Midterm Question 1
The Effects of Slavery on African American Children
The practice of slavery caused the suffering of millions of African Americans from the year 1619 until the 13th amendment finally abolished the practice in 1865. Throughout a nearly 250-year span, an estimated 12 million Africans were forced into slavery by Americans, with a fourth being youth and adolescents (1). Slave owners considered slave children to be investments for the future and assets with monetary value, rather than children. Despite being considered assets, young slave children lived in conditions no better than the rest of the slaves, suffering starvation, disease, and constant physical as well as psychological abuse (1). Slave children who grew and developed within a life of bondage required great resilience, or the ability to adapt well in the face of adversity if they were to survive. In order to help children to cope with the brutal conditions under slave owners, African Americans created their own culture and sense of community, as one large family. The purpose of this paper is to explain in detail the day to day life of African American children in slavery including family, work, and play and how these factors each helped children to be resilient and cope with their surroundings.
To begin, African American slaves acted as a community and family for one another out of necessity because families were often split up, with fathers and teenagers often being sold off (2). Children lived in fear that they could be split up from their own family and no one could stop the slave owners from doing so (3). Often, mothers and fathers who were separated could only see their family once a week or on the weekends. They would have to walk miles, late at night after all of their master's work was finished. So, parents began teaching their children that other adult slaves were their aunties and uncles, and other slave children were their sisters and brothers, whether they were indeed related or not (3). Teaching children that African Americans were a community and family gave children a greater sense of family and some reassurance that there would always be family close. Mothers usually had to return to work soon after giving birth as well, so elderly slaves and the youngest children took care of multiple infants together (2).
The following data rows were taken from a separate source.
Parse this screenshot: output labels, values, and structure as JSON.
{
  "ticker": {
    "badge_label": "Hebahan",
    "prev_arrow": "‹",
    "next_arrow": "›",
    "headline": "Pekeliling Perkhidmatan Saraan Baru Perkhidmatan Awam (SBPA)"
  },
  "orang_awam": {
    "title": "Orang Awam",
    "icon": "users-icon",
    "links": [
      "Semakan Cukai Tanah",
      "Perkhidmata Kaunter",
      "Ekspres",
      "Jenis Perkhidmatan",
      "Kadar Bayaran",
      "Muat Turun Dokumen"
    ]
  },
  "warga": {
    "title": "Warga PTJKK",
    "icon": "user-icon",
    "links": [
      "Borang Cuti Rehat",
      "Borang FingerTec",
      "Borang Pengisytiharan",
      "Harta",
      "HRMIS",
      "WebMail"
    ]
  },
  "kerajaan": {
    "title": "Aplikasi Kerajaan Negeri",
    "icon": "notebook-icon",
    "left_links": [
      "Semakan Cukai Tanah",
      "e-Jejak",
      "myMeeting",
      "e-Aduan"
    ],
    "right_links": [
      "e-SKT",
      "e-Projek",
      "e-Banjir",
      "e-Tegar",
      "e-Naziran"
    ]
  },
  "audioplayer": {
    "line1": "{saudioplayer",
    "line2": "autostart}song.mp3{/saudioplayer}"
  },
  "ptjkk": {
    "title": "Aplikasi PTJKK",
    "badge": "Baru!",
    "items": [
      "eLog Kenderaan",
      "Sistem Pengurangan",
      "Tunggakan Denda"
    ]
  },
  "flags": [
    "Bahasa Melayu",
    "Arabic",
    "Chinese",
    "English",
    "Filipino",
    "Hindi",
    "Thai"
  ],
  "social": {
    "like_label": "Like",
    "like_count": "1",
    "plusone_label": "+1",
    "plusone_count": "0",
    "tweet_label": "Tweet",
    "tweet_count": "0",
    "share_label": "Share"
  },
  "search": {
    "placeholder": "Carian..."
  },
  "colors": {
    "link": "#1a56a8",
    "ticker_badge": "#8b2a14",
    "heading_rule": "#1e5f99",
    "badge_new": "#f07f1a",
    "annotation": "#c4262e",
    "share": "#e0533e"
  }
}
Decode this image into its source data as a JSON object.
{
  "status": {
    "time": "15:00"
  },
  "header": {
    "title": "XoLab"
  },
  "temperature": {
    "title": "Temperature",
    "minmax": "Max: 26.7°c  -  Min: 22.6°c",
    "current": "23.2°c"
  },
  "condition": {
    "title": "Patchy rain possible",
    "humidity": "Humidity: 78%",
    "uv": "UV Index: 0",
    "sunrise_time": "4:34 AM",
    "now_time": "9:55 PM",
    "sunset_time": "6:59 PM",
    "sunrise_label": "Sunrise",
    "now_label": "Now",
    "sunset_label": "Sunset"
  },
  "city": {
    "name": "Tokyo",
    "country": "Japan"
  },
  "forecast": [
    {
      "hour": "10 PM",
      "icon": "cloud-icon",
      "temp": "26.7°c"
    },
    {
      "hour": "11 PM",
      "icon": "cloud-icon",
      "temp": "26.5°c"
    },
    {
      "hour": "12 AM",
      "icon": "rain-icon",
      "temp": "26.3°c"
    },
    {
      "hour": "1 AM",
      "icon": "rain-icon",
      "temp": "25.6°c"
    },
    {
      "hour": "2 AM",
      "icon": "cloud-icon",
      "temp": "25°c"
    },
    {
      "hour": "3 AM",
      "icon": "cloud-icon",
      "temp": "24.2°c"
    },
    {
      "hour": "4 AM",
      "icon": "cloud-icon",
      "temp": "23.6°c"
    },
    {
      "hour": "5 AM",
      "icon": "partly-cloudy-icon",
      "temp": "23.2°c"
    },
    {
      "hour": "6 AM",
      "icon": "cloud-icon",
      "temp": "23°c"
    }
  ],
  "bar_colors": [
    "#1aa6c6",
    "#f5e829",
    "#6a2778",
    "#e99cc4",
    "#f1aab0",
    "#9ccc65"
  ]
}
Though the infant death rate was high due to inadequate diets and unsanitary living conditions, many children remained resilient and used the support of others to survive (3).
While masters would separate slave families without remorse, they also encouraged families among the slaves. Slave owners believed that benefits came with families. They considered families to be an investment because the slaves could reproduce. A family structure could be considered a safety measure as well because slaves were less likely to run away if they had a husband, wife, or children (2). Some slaves were allowed the choice of who th...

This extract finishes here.